Sunday, October 07, 2007

Capturing the Friedmans

The verdict: Absorbing, devastating real-life story which challenges the viewer to decide who is telling the truth.

The rating: 8/10

Capturing the Friedmans tackles some particularly difficult source material. Arnold Friedman was a school teacher accused of molestation, and this documentary recounts his story and that of his family, as told from the perspective of his wife, kids, brother, the police involved in the investigation and some of the kids he taught.

What makes this movie of particular interest however, is the large amounts genuine home movie footage shot by Friedman's three sons over the course of this ordeal. As their family unravels, they record the chaotic events inside the Friedman house, while the media reports chart events outside, making this a 'reality' story imbued with real emotional turmoil and genuine surreality. All of this footage is supplemented by accounts from the people at the centre of the storm.
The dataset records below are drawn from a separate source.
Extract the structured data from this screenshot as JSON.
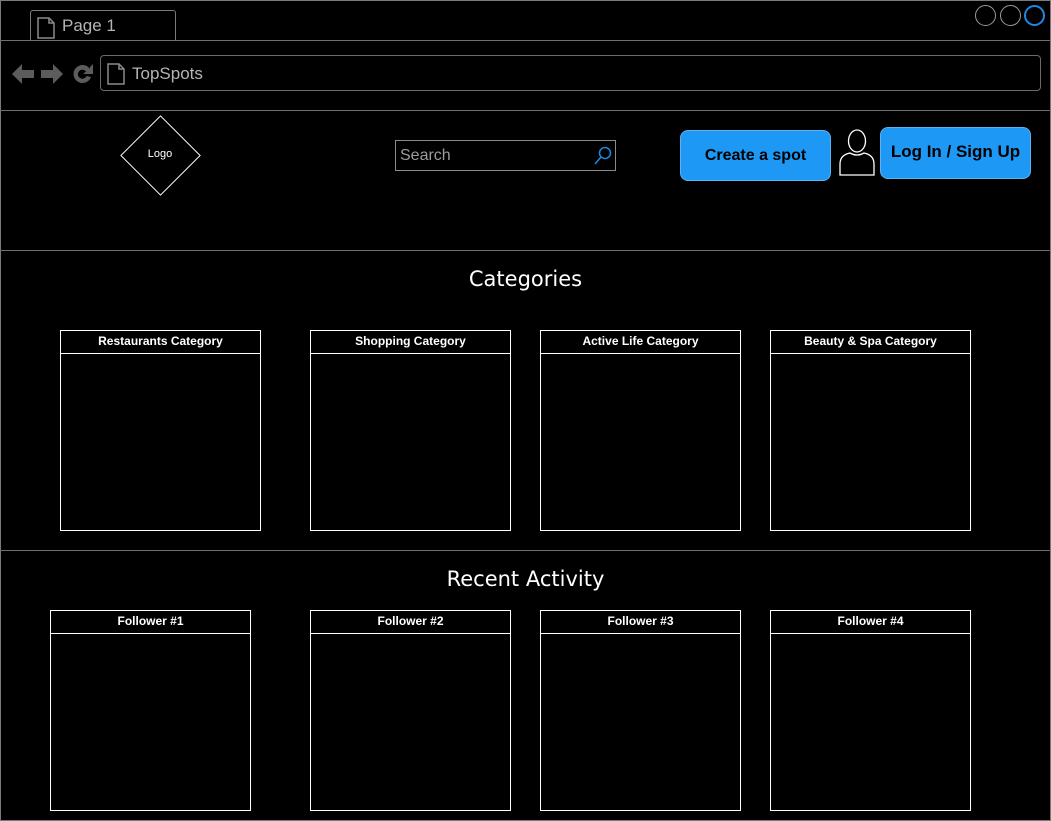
{
  "browser": {
    "tab_label": "Page 1",
    "address": "TopSpots"
  },
  "header": {
    "logo_text": "Logo",
    "search_placeholder": "Search",
    "create_button": "Create a spot",
    "login_button": "Log In / Sign Up"
  },
  "categories": {
    "title": "Categories",
    "items": [
      {
        "label": "Restaurants Category"
      },
      {
        "label": "Shopping Category"
      },
      {
        "label": "Active Life Category"
      },
      {
        "label": "Beauty & Spa Category"
      }
    ]
  },
  "activity": {
    "title": "Recent Activity",
    "items": [
      {
        "label": "Follower #1"
      },
      {
        "label": "Follower #2"
      },
      {
        "label": "Follower #3"
      },
      {
        "label": "Follower #4"
      }
    ]
  },
  "colors": {
    "background": "#000000",
    "accent": "#1e98f5",
    "border": "#ffffff"
  },
  "icons": [
    "document-icon",
    "back-arrow-icon",
    "forward-arrow-icon",
    "reload-icon",
    "search-icon",
    "user-icon",
    "window-button-icon"
  ]
}
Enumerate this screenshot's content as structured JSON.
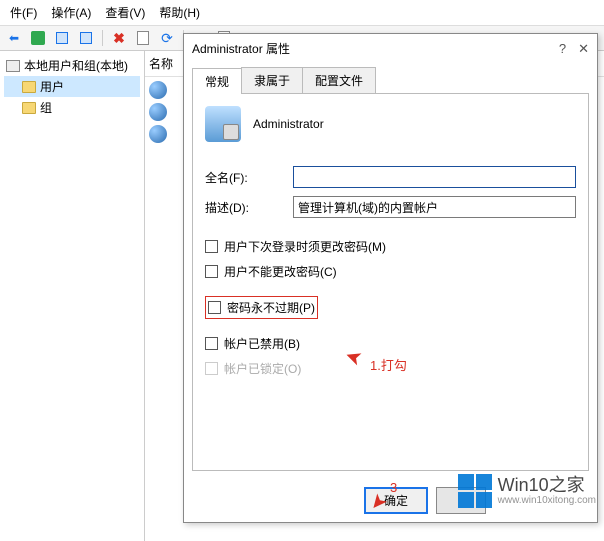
{
  "menu": {
    "file": "件(F)",
    "action": "操作(A)",
    "view": "查看(V)",
    "help": "帮助(H)"
  },
  "tree": {
    "root": "本地用户和组(本地)",
    "users": "用户",
    "groups": "组"
  },
  "list": {
    "header": "名称"
  },
  "dialog": {
    "title": "Administrator 属性",
    "tabs": {
      "general": "常规",
      "memberof": "隶属于",
      "profile": "配置文件"
    },
    "username": "Administrator",
    "fullname_label": "全名(F):",
    "fullname_value": "",
    "desc_label": "描述(D):",
    "desc_value": "管理计算机(域)的内置帐户",
    "checks": {
      "mustchange": "用户下次登录时须更改密码(M)",
      "cannotchange": "用户不能更改密码(C)",
      "neverexpire": "密码永不过期(P)",
      "disabled": "帐户已禁用(B)",
      "locked": "帐户已锁定(O)"
    },
    "buttons": {
      "ok": "确定"
    }
  },
  "annotations": {
    "step1": "1.打勾",
    "step3": "3"
  },
  "watermark": {
    "main": "Win10之家",
    "sub": "www.win10xitong.com"
  }
}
The media and police would profer the simple explanation that Friedman plead guilty and was convicted of these crimes, and therefore was a despicable monster, undeserving of any further attention from anyone. The real story, however, is far more nuanced. The Friedmans were a seemingly wealthy middle-class Jewish family. Arnold was a popular teacher, with a successful career and three kids, with whom he had a close relationship, as the Friedman home video footage shows.
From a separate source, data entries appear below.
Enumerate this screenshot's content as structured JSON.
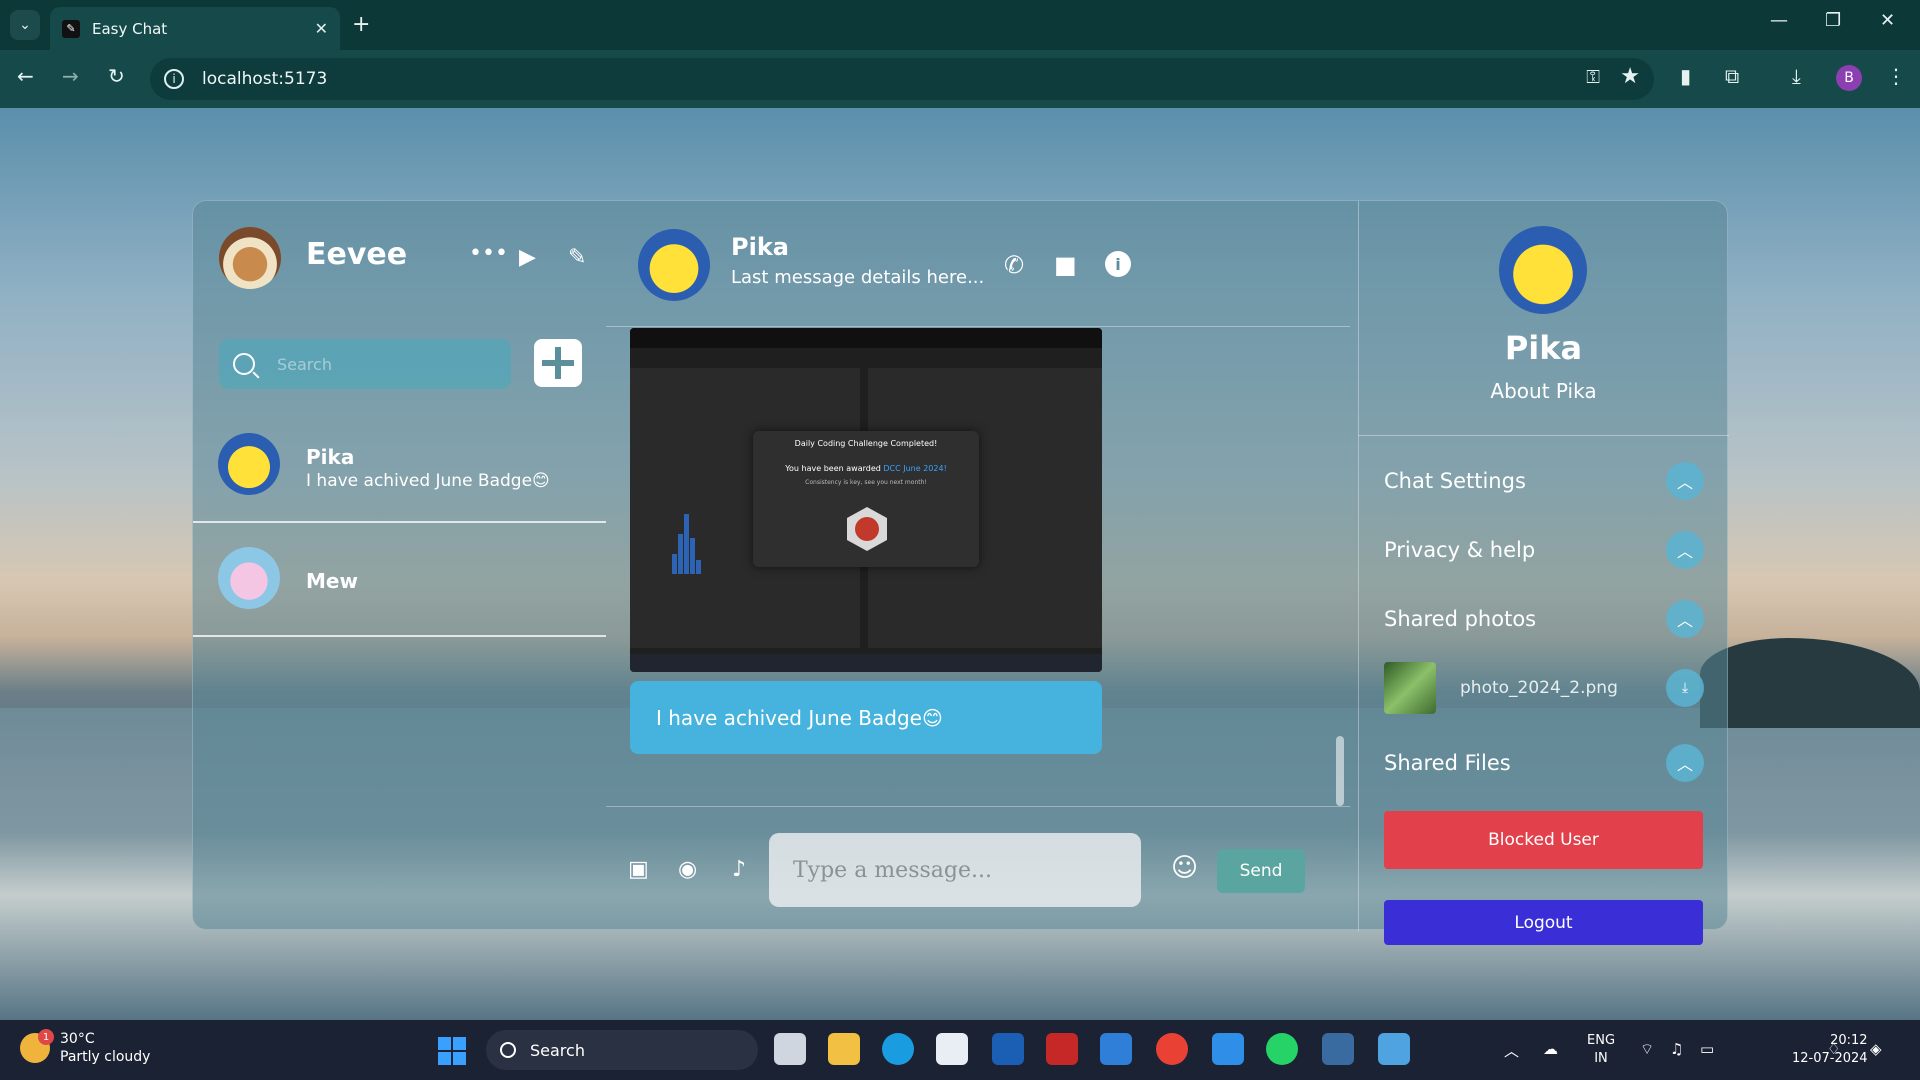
{
  "browser": {
    "tab_title": "Easy Chat",
    "url": "localhost:5173",
    "profile_initial": "B"
  },
  "current_user": {
    "name": "Eevee"
  },
  "search": {
    "placeholder": "Search"
  },
  "chat_list": [
    {
      "name": "Pika",
      "last_message": "I have achived June Badge😊"
    },
    {
      "name": "Mew",
      "last_message": ""
    }
  ],
  "chat_header": {
    "name": "Pika",
    "subtitle": "Last message details here..."
  },
  "messages": [
    {
      "type": "image",
      "modal_title": "Daily Coding Challenge Completed!",
      "modal_text": "You have been awarded",
      "modal_link": "DCC June 2024!",
      "modal_sub": "Consistency is key, see you next month!"
    },
    {
      "type": "text",
      "text": "I have achived June Badge😊"
    }
  ],
  "composer": {
    "placeholder": "Type a message...",
    "send_label": "Send"
  },
  "details": {
    "name": "Pika",
    "about": "About Pika",
    "sections": [
      "Chat Settings",
      "Privacy & help",
      "Shared photos",
      "Shared Files"
    ],
    "shared_photo": "photo_2024_2.png",
    "blocked_label": "Blocked User",
    "logout_label": "Logout"
  },
  "taskbar": {
    "temperature": "30°C",
    "weather": "Partly cloudy",
    "weather_badge": "1",
    "search_label": "Search",
    "lang_top": "ENG",
    "lang_bottom": "IN",
    "time": "20:12",
    "date": "12-07-2024"
  },
  "colors": {
    "blocked": "#e2404a",
    "logout": "#3a2fd6",
    "bubble": "#45b3dd",
    "send": "#5aa5a0"
  }
}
However, things start to unravel when Arnold Friedman receives a magazine in the post from the Netherlands, featuring pornographic images of underage boys. The house is searched, and more such magazines are found. As the police investigation continues, whispers of 'inappropriate touching' become fully-fledged abuse allegations, and suddenly the community of Great Neck is in full paedophile alert. To make matters worse for the Friedman family, Arnold's son Jesse is also implicated in the allegations.

This movie uses the accounts of the people involved in this trial, and the Friedman's home video footage, to re-examine the case with the benefit of perspective. As Friedman's past is recounted, and his brother and wife are interviewed, we learn more about the character of the man, and the details of his certainly unconventional upbringing, and early sexual history. As his sons are interviewed, we learn more about the strong family bond that existed between father and sons, but certainly not between mother and the rest of the family.
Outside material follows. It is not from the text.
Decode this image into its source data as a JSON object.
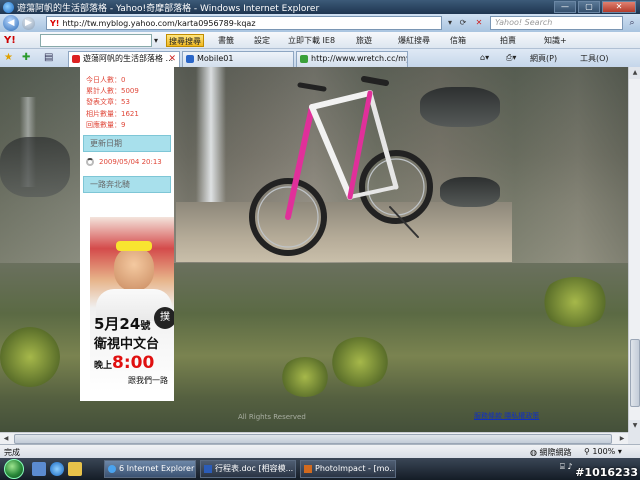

It is a harrowing movie, revealing detail after detail of the events surrounding the trial in such a way as to challenge the audience's perception of what actually happened. Friedman sr's guilt is not really on trial, but the method of his incarceration is certainly evaluated with a cold eye. As to Friedman jr, the details surrounding his arrest and trial are particularly harrowing, including the bizarre home video footage of the night before his sentencing.

'Capturing the Friedmans' is hard-hitting, intelligent and difficult, as it forces the audience to view the facts surrounding an intensely emotional issue with a cold logical eye. As the movie progressed, I found myself questioning who I sympathised with, as well as questioning who was telling the truth, and how much truth they were really revealing.

This is fascinating stuff, and heartily recommended.